Walikota Tanjungpinang, Lis Darmansyah, menjelaskan bahwa kegiatan ini merupakan kolaborasi antara Dinas Perdagangan dan Perindustrian (Disperindag), Dinas Pertanian, Pangan, dan Perikanan (DPPP), serta OPD lainnya.

Dari 1.300 kupon yang disiapkan, Lis melanjutkan 350 di antaranya sudah habis digunakan oleh warga pada hari pertama.

“Alhamdulillah, kegiatan ini betul-betul dimanfaatkan masyarakat. Semoga ini bisa membantu kondisi ekonomi warga yang sedang lesu. Ini bukti nyata komitmen pemerintah melalui OPD-OPD,” ujar Lis.

Ia menambahkan bahwa harga kebutuhan pokok di bazar ini selisih antara Rp3.000 hingga Rp6.000 lebih murah dibanding harga pasar.

Hal ini juga sebagai bagian dari mendukung program ketahanan pangan yang dicanangkan Presiden Prabowo Subianto.

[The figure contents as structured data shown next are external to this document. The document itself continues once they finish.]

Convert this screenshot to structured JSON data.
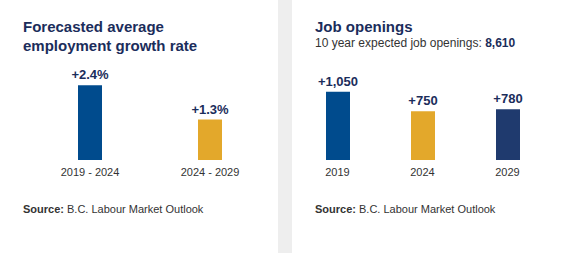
{
  "chart_data": [
    {
      "type": "bar",
      "title": "Forecasted average employment growth rate",
      "categories": [
        "2019 - 2024",
        "2024 - 2029"
      ],
      "values": [
        2.4,
        1.3
      ],
      "value_labels": [
        "+2.4%",
        "+1.3%"
      ],
      "colors": [
        "#004b8d",
        "#e3a82b"
      ],
      "data_labels": true,
      "tick_labels": "x",
      "grid": false,
      "source_label": "Source:",
      "source": "B.C. Labour Market Outlook"
    },
    {
      "type": "bar",
      "title": "Job openings",
      "subtitle": "10 year expected job openings:",
      "subtitle_value": "8,610",
      "categories": [
        "2019",
        "2024",
        "2029"
      ],
      "values": [
        1050,
        750,
        780
      ],
      "value_labels": [
        "+1,050",
        "+750",
        "+780"
      ],
      "colors": [
        "#004b8d",
        "#e3a82b",
        "#1f3a6e"
      ],
      "data_labels": true,
      "tick_labels": "x",
      "grid": false,
      "source_label": "Source:",
      "source": "B.C. Labour Market Outlook"
    }
  ]
}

“Contohnya cabai di pasar bisa Rp42 ribu, di sini hanya Rp38 ribu. Jadi harga di sini menyesuaikan dengan program nasional untuk menjaga ketahanan pangan,” tambahnya.

Pelaksana Harian (Plh) Kepala DPPP Tanjungpinang, Yoni Fadri, mengatakan nilai transaksi pada bazar kali ini mencapai sekitar Rp70 juta.